FAIRFIELD — Two months ago Joe Seigars was at his son’s bedside as he battled multi-organ failure as a complication of his diagnosis of leukemia, not knowing whether the boy would survive.

He was spending as much time as possible at the hospital in Portland while also driving three times per week to his clinical rotations at Redington-Fairview General Hospital in Skowhegan and working toward an associate degree in radiologic technology at Kennebec Valley Community College.

“It was hard trying to fit all that in and also be there for Jacob during his treatment,” said Seigars, who is also the father of four other children.

The 35-year-old Palermo resident said, though, that watching his 14-year-old son motivated him and kept him intent on making a better life for his family through earning his degree.

On Saturday, Seigars will join about 300 other students in graduating from KVCC at the Augusta Civic Center.

The road to graduation hasn’t been easy for Seigars, who worked as a mortgage loan officer before suffering a minor stroke in 2011. His doctor diagnosed him with sleep apnea and told him he should think about changing jobs and doing something less stressful.

Seigars, who attended the University of Maine, in Orono, after high school but never graduated, decided to go back to school and originally enrolled in KVCC’s paramedic program.

But after spending time in hospitals, he decided they might be a better fit than the ambulance.

“Radiology kind of stood out to me because without that technology, I could have had a lot worse outcome with my own medical issues,” he said. “I got into it and really loved the program.”

In January 2018 his second-oldest child, Jacob, was diagnosed with acute myeloid leukemia, a cancer of the blood and bone marrow.

For the first six months of the diagnosis, Jacob “pretty much had to live at the hospital,” Seigars said, and he was driving back and forth from Skowhegan three days per week and to Fairfield once per week for classes.

And although he had the help of his ex-wife, Jacob’s mother, and his wife, Nastassja, things were still difficult.

“He had to take a lot of time off because he didn’t want to leave my side,” said Jacob, whose condition has improved vastly and who is now in remission. “The doctors were telling him, ‘You should probably spend time with your son before he passes away.'”

Luckily, Seigars said, his instructors at KVCC were accommodating and allowed him to attend class sometimes via Facetime or Skype.

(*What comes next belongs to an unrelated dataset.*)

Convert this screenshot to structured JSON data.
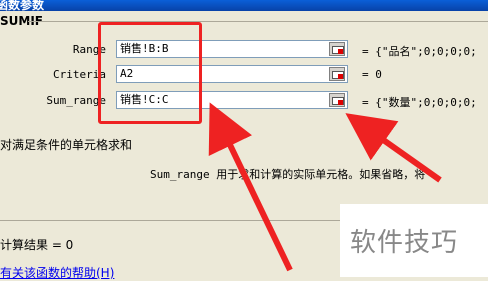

“He was tired, but he really kept up with his studies and he communicated very well about what he needed and when he would be out,” said Betsy Priest, chairwoman of the radiologic technology program at KVCC. “He didn’t want to fall behind. That was important to him.”

Seigars said his advice to other students who are struggling would be to not give up and stay positive — a lesson he learned while watching his son.

“I was thinking, ‘If he can do this and this is so hard on him, I can suck it up a little bit,'” Seigars said. “If he can do that, I can work through it and maybe complain a little less about where I’m at. He’s been a big inspiration for me.”

After taking his board examinations and getting licensed, Seigars said he is hoping to find work in a local hospital.

He also credits part of his success to the federal Ticket To Work program, which helps Social Security beneficiaries get work and become financially independent.

“I don’t want to live off the system,” Seigars said. “I want to go back to work and be a productive member of society. I want to make a better life for me and my family.”